By Gordon Carson
An exclusive Community Care poll has highlighted the scale of opposition within children’s services to some of the government’s major reforms.
Headline findings from more than 1,000 responses include:
* Almost 90 per cent oppose plans to scrap the child protection register;
* Only two-fifths thought the government’s reforms would make children safer;
* And only a quarter thought health professionals should have more discretion than other children’s services staff about when to share information.
Proceed with caution
The findings “largely mirror” the views of members of the British Association of Social Workers. Its professional officer for England, Nushra Mapstone, says it’s not the right time to abolish something as “critical” as the child protection register because there are so many other changes taking place in children’s services.
“We should not entertain this until other changes are at least bedded down and we can confidently say we have something better to replace it with,” she adds. “The welfare of children is too important to gamble with. There should be no shortcuts or compromises when it comes to meeting the needs of those who are at the greatest risk.”
Andrew Webb, co-chair of the Association of Directors of Social Services’ children and families committee, also urges the government to proceed with caution, but ultimately he thinks the register should be replaced.
“In the past it has served a very useful purpose in ensuring information is shared appropriately between agencies on children at risk,” he says. “But times have changed and the concept of a separate register, something that stands alone, is no longer valid.”

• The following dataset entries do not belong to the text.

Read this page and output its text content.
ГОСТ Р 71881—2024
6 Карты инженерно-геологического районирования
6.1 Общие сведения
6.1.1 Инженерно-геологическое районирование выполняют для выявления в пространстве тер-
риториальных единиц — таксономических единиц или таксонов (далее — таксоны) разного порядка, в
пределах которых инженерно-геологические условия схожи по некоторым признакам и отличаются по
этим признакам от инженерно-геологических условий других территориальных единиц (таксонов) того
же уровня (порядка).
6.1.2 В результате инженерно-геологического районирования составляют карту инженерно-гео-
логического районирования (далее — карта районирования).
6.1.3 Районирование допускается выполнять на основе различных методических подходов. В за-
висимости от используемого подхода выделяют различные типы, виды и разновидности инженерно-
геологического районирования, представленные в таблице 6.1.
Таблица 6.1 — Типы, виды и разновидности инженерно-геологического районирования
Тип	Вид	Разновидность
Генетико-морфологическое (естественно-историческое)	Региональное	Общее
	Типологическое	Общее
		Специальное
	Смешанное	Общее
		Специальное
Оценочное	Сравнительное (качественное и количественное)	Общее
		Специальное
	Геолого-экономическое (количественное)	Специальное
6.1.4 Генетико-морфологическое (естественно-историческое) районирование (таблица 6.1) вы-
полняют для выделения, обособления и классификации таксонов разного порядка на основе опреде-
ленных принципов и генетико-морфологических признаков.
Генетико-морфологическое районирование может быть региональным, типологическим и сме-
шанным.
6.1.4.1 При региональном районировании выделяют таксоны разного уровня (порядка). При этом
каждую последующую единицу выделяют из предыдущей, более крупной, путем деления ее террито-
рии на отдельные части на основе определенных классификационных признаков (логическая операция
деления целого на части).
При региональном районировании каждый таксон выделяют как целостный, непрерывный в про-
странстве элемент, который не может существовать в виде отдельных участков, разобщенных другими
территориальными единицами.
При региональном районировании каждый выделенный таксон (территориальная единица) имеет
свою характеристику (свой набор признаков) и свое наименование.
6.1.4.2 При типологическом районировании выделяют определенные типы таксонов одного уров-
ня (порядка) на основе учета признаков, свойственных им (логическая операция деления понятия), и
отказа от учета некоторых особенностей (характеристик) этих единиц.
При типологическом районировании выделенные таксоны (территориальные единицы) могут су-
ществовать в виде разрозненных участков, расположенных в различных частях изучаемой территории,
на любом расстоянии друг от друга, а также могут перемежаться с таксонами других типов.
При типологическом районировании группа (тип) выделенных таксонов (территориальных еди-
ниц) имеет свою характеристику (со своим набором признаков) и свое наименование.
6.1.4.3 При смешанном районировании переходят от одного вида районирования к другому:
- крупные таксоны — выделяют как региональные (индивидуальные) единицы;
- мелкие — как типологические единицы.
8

However, he says the transition from the register to using electronic social care records to store all serious child protection concerns, as the government wants to see, must be handled carefully.
Three-quarters of respondents to the survey did not believe their departments would be ready to go live with electronic records on the 31 December changeover date, and Webb acknowledges that social services departments have encountered technical and financial problems in developing electronic records systems.
“We need to be very clear about what’s going to be in its [the register’s] place and there needs to be transitional arrangements,” says Webb.
Both Webb and Mapstone back the majority view that health professionals should not have more discretion on information sharing. A government consultation that closes in November suggests that health professionals who have reasonable grounds for believing that children may be being harmed by abuse or neglect, but have insufficient evidence to justify full disclosure, can contact other services, without divulging the substance of their concerns, to establish whether there is other relevant evidence.
But Webb says: “I see no justification for health professionals having separate levels of responsibility than anybody else.”
And Mapstone says the proposal is “ludicrous”, asking: “How can this be squared with the welfare of the child being paramount when those charged with undertaking child protection enquiries could be hindered by professionals who may be holding back vital information?”
In addition, only two-fifths of respondents believed guidance about information sharing was clear and made it easier for them to work with other agencies.
While the survey points to major opposition to government plans, there is also recognition that changes are necessary.
For example, more than 70 per cent say area child protection committees have failed to protect children and should be replaced by statutory local safeguarding children boards.
Webb says the “wider scope” of safeguarding boards to look at general safety issues for children will be of benefit on issues such as accident prevention, and believes they will also improve the co-ordination of services for children in each local authority.
He takes issue, however, with the finding that two-thirds of respondents thought the child protection system was biased against poor families.
“Evidence is very clear that children and families suffering a range of different problems are much more likely to go on to the child protection register,” he says. “Children from areas where there is significant disadvantage have always been over-represented on the child protection register and the looked-after population. These issues are complicated and inter-related.”
The government is pressing on with reforms, but Mapstone says a major problem for BASW members is the sheer volume of information being produced by the Department for Education and Skills.
She claims it is an “impossible task” for staff to read, absorb, and implement so many different pieces of policy, adding: “Let’s not forget the context in which social work is being carried out in; we are still very much in a recruitment crisis.
“What is really needed to protect children is bodies on the ground; competent, confident, skilled, experienced and well-supported social workers. There is no substitute for this.”